Jan Kara <j...@suse.cz> writes:

>   Hello,
>
>   we've recently hit a deadlock in our QA runs which is caused by the
> per-process plugging code. The problem is as follows:
>   process A                                   process B (kjournald)
>   generic_file_aio_write()
>     blk_start_plug(&plug);
>     ...
>     somewhere in here we allocate memory and
>     direct reclaim submits buffer X for IO
>     ...
>     ext3_write_begin()
>       ext3_journal_start()
>         we need more space in a journal
>         so we want to checkpoint old transactions,
>         we block waiting for kjournald to commit
>         a currently running transaction.
>                                               journal_commit_transaction()
>                                                 wait for IO on buffer X
>                                                 to complete as it is part
>                                                 of the current transaction
>
>   => deadlock since A waits for B and B waits for A to do unplug.
> BTW: I don't think this is really ext3/ext4 specific. I think other
> filesystems can get into problems as well when direct reclaim submits some
> IO and the process subsequently blocks without submitting the IO.

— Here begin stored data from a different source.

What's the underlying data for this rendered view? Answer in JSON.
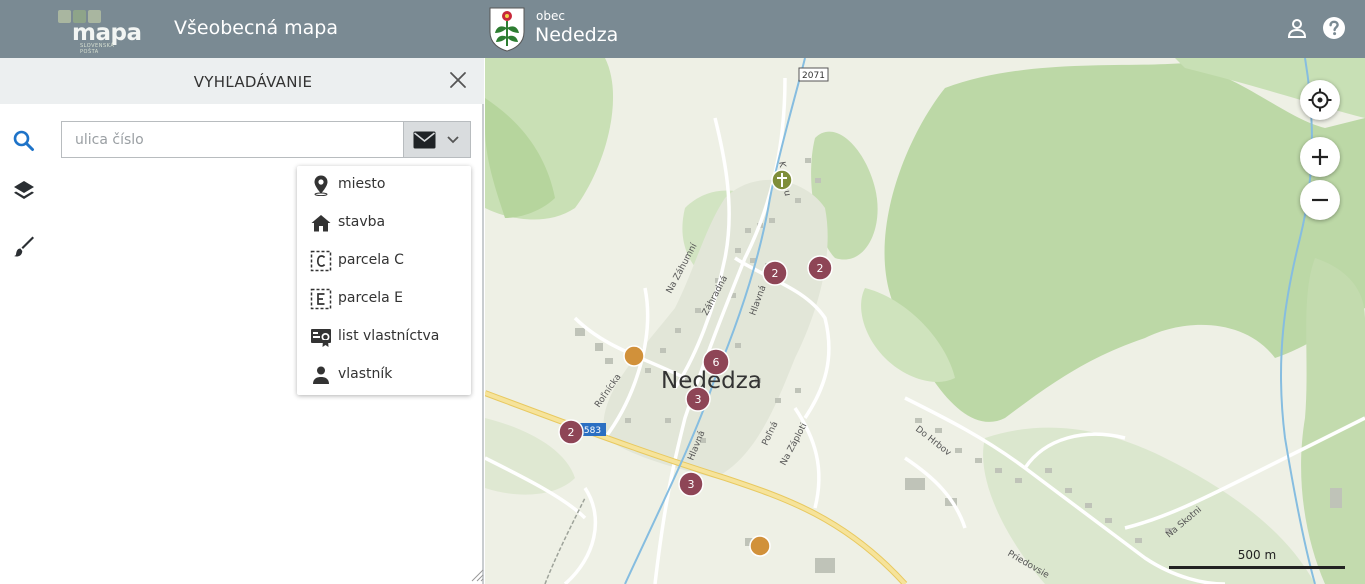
{
  "header": {
    "logo_text": "mapa",
    "logo_subtext": "SLOVENSKÁ POŠTA",
    "app_title": "Všeobecná mapa",
    "municipality_label": "obec",
    "municipality_name": "Nededza",
    "icons": [
      "user-icon",
      "help-icon"
    ]
  },
  "sidebar": {
    "tools": [
      {
        "icon": "search-icon",
        "active": true
      },
      {
        "icon": "layers-icon",
        "active": false
      },
      {
        "icon": "brush-icon",
        "active": false
      }
    ]
  },
  "panel": {
    "title": "VYHĽADÁVANIE",
    "search": {
      "placeholder": "ulica číslo",
      "value": ""
    },
    "type_selector_icon": "envelope-icon"
  },
  "dropdown": {
    "items": [
      {
        "label": "miesto",
        "icon": "location-pin-icon"
      },
      {
        "label": "stavba",
        "icon": "house-icon"
      },
      {
        "label": "parcela C",
        "icon": "parcel-c-icon"
      },
      {
        "label": "parcela E",
        "icon": "parcel-e-icon"
      },
      {
        "label": "list vlastníctva",
        "icon": "ownership-sheet-icon"
      },
      {
        "label": "vlastník",
        "icon": "person-icon"
      }
    ]
  },
  "map": {
    "town_label": "Nededza",
    "streets": [
      "Na Záhumní",
      "Záhradná",
      "Hlavná",
      "Roľnícka",
      "Hlavná",
      "Poľná",
      "Na Záploti",
      "Do Hrbov",
      "Na Skotni",
      "Priedovsie",
      "K Hájnu"
    ],
    "road_numbers": [
      "2071",
      "583"
    ],
    "clusters": [
      "2",
      "2",
      "6",
      "3",
      "2",
      "3"
    ],
    "scale_label": "500 m",
    "colors": {
      "cluster": "#8e4556",
      "poi": "#d1913a",
      "forest": "#b9d6a2",
      "road_major": "#f1d67a",
      "water": "#7ab6dd"
    }
  }
}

So, I thought schedule would do the flush.  Checking the code:

asmlinkage void __sched schedule(void)
{
        struct task_struct *tsk = current;

        sched_submit_work(tsk);
        __schedule();
}

And sched_submit_work looks like this:

static inline void sched_submit_work(struct task_struct *tsk)
{
        if (!tsk->state || tsk_is_pi_blocked(tsk))
                return;
        /*
         * If we are going to sleep and we have plugged IO queued,
         * make sure to submit it to avoid deadlocks.
         */
        if (blk_needs_flush_plug(tsk))
                blk_schedule_flush_plug(tsk);
}

This eventually ends in a call to blk_run_queue_async(q) after
submitting the I/O from the plug list.  Right?  So is the question
really why doesn't the kblockd workqueue get scheduled?